I'm sympathetic to your comment that 15 minutes of planned downtime is fine for approximately 100% of SaaS companies. That's probably true here too, and maybe the work of doing this kind of upgrade was a waste in that regard. But, in considering the kind of product experience we would want for ourselves, zero downtime seems better than no downtime. The opportunity cost of feature work over the same window is real, but so is the reputation we hope to build as a platform that "just works" even if it seems crazy the lengths we might go to so that our customers don't have to think about it.
This part can definitely make sense, and if nothing else it can foster an engineering culture of "we care", which is great. I just wanted to show the other side but from your answers it seems like the team weighted the options. It's definitely a cool project to work on.
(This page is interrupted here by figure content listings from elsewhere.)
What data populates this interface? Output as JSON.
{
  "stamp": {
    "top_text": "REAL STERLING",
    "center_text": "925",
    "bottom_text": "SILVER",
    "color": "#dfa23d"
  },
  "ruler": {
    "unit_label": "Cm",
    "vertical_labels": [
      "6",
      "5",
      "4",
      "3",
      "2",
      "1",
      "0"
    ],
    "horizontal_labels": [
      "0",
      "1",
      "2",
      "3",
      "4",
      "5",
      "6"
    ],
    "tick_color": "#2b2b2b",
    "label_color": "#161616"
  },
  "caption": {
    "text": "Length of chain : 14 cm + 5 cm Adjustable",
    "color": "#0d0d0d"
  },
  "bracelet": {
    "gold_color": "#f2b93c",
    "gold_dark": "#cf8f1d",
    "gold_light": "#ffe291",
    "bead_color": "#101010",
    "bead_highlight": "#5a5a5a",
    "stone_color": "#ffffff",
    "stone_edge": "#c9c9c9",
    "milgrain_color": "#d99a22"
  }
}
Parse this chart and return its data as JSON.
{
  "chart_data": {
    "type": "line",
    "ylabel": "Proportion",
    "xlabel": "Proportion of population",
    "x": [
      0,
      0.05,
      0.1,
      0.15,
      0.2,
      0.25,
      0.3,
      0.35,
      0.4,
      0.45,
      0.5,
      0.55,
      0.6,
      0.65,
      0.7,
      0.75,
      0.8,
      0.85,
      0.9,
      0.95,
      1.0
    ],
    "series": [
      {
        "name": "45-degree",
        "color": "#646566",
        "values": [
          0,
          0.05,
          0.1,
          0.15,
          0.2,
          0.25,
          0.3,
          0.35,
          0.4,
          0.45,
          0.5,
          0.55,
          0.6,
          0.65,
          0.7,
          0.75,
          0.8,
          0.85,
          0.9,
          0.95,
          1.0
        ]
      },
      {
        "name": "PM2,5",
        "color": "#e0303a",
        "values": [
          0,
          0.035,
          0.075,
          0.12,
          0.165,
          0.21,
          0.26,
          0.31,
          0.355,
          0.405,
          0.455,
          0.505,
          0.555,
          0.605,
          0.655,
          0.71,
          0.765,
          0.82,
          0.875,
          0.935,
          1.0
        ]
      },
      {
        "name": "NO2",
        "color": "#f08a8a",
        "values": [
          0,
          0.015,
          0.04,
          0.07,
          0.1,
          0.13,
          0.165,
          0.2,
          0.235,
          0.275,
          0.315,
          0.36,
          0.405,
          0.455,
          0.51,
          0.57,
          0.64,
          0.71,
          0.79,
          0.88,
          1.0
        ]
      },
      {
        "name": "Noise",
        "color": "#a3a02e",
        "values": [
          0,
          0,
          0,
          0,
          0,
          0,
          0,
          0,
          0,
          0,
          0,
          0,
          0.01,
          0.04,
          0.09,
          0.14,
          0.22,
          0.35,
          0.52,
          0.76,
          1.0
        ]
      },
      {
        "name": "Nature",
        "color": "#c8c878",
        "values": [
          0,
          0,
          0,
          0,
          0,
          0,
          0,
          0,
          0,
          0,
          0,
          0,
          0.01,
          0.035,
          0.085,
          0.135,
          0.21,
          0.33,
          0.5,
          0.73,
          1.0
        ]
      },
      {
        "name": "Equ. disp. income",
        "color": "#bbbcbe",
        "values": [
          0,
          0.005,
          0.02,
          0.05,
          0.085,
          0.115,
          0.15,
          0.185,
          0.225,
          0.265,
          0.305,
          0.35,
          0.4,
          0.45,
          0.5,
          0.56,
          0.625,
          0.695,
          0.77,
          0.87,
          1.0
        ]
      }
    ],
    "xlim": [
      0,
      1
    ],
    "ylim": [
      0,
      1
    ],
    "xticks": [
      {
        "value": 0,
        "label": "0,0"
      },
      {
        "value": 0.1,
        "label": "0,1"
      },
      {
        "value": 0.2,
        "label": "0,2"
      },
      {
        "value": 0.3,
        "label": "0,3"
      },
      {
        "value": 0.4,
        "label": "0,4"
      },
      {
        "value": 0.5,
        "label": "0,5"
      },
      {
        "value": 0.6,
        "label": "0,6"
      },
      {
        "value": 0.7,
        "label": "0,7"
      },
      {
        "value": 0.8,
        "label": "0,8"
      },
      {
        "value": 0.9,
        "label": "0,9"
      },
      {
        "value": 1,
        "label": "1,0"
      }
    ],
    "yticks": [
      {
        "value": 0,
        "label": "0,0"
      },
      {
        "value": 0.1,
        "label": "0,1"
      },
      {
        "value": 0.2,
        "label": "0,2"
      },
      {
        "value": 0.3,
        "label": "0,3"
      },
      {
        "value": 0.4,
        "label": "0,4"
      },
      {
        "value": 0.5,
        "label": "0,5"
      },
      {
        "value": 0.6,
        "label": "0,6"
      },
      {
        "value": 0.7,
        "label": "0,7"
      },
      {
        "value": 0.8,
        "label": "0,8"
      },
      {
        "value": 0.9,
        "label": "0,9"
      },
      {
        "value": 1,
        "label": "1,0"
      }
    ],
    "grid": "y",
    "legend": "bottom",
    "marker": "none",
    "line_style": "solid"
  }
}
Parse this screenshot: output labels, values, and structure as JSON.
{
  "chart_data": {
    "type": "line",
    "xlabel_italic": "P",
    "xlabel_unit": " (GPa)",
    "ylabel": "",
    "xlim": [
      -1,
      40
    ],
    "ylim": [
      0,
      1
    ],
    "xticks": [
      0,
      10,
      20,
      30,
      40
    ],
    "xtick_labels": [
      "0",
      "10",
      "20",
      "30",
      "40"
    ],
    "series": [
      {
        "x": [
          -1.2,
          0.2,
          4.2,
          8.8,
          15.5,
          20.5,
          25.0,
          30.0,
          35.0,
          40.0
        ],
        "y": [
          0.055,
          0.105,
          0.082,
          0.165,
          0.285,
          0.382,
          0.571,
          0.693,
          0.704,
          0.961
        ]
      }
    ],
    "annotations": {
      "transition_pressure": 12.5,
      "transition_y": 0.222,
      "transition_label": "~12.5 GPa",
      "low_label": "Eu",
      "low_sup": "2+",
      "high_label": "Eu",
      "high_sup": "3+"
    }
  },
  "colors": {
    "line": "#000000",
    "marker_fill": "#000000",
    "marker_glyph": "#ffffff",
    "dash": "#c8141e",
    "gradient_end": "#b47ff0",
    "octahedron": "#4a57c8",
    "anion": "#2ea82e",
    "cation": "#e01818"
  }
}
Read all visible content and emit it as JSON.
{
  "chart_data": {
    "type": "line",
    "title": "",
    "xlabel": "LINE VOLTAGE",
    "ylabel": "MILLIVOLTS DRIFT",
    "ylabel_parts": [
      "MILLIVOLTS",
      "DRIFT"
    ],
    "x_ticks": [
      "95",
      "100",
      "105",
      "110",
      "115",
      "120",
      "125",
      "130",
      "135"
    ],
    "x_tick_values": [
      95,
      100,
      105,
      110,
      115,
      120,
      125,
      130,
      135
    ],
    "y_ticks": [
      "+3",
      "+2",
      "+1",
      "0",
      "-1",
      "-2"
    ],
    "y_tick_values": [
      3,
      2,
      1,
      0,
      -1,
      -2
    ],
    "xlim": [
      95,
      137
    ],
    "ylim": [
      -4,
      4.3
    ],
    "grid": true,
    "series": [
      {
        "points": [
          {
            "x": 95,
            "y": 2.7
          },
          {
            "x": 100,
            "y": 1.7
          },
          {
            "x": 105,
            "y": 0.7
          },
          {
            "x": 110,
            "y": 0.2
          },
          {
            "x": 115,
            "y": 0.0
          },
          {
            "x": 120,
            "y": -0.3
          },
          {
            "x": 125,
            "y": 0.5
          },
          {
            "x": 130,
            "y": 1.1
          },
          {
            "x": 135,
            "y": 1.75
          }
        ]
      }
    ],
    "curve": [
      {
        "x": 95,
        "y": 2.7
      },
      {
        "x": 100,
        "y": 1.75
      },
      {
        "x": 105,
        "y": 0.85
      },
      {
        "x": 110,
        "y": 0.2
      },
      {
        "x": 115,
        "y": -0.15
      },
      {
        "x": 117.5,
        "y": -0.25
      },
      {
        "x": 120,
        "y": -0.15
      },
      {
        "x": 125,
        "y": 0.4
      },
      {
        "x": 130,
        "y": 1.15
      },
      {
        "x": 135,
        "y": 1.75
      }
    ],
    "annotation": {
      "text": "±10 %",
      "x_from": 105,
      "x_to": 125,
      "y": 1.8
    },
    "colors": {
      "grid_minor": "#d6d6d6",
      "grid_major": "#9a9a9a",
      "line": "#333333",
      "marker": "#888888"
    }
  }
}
Thanks a lot for engaging with a random grumpy guy on HN!
Random comment, but just wanted to say I really appreciate your blog post, but also I appreciate the informative and helpful discussion between you and vasco here. Feel like this could have easily devolved into defensiveness on either side, but instead I learned a lot from both of your responses - I feel like these kinds of interations are HN at its best. Thanks!
Except that there will be competitors who don't have a downtime every month.
And who are thus placing my needs ahead of their own.
Because your outage is my outage as well.
Unreasonable customers are best sent to competitors. Let them be their problem. All revenue is not equal.
Who said anything about downtime every month? Most companies I know do major DB version upgrades once every 2 years max, often less frequently.
It depends on what you are comparing. It's all about opportunity costs.
A service with some short and pre-announced downtimes is better than one that fails randomly every once in a while. It's also better than one that runs extremely old versions of their software, with old bugs and vulnerabilities.
You are right that when you 'sell' the downtime to customers you have to tell them what they are getting in return.
If Google Docs were down for 15 minutes while you were trying to get say a CV together or refer to some notes it would be pretty frustrating. SaaS is replacing the desktop so the expectation is similar, I can access my data whenever I want. And 2am might be OK except many SaaS have global customers.
That's why you announce your planned downtime long in advance, and put plenty of notice where customers can see it, even if they ignore emails etc.
Still sucks. But yeah I guess a countdown banner might be helpful there.
Google has a lot of downtime Never got 503 on google.com ? Or docs/meet down ?
The real problem with downtime is when all systems are down at the same time.
If Jira is down fifteen minutes a day that rarely affects me. I have other tasks in my work queue that I can substitute. Worst case with multiple outages there’s always documentation I promised someone. But when the entire Atlassian suite goes tits up at the same time, it gets harder for me to keep a buffer of work going. Getting every app in your enterprise using the same storage array is a good way to go from 5% productivity loss to 95%.
Someone once said to me: if you can't handle planned downtime, how are you going to handle unplanned downtime?
Except that there is no way to upgrade a Postgres instance on RDS with a planned 15 minute downtime. You can't control when the reboots happen, you start the process and the cutover might kick in an hour later, two hours later, three hours later - you don't know when the reboots are going to happen and you can't control it.
If you have replicas they'll upgrade in parallel and will reboot at random times for even more fun.
So unless you can afford random unavailability in a timeframe which can last several hours (depending on DB size) the logical replication approach is the only way to do upgrades on RDS.
The bigger the instance, the harder the problem.
15 minutes to migrate a large DB? It takes days just to run an alter column on our DB.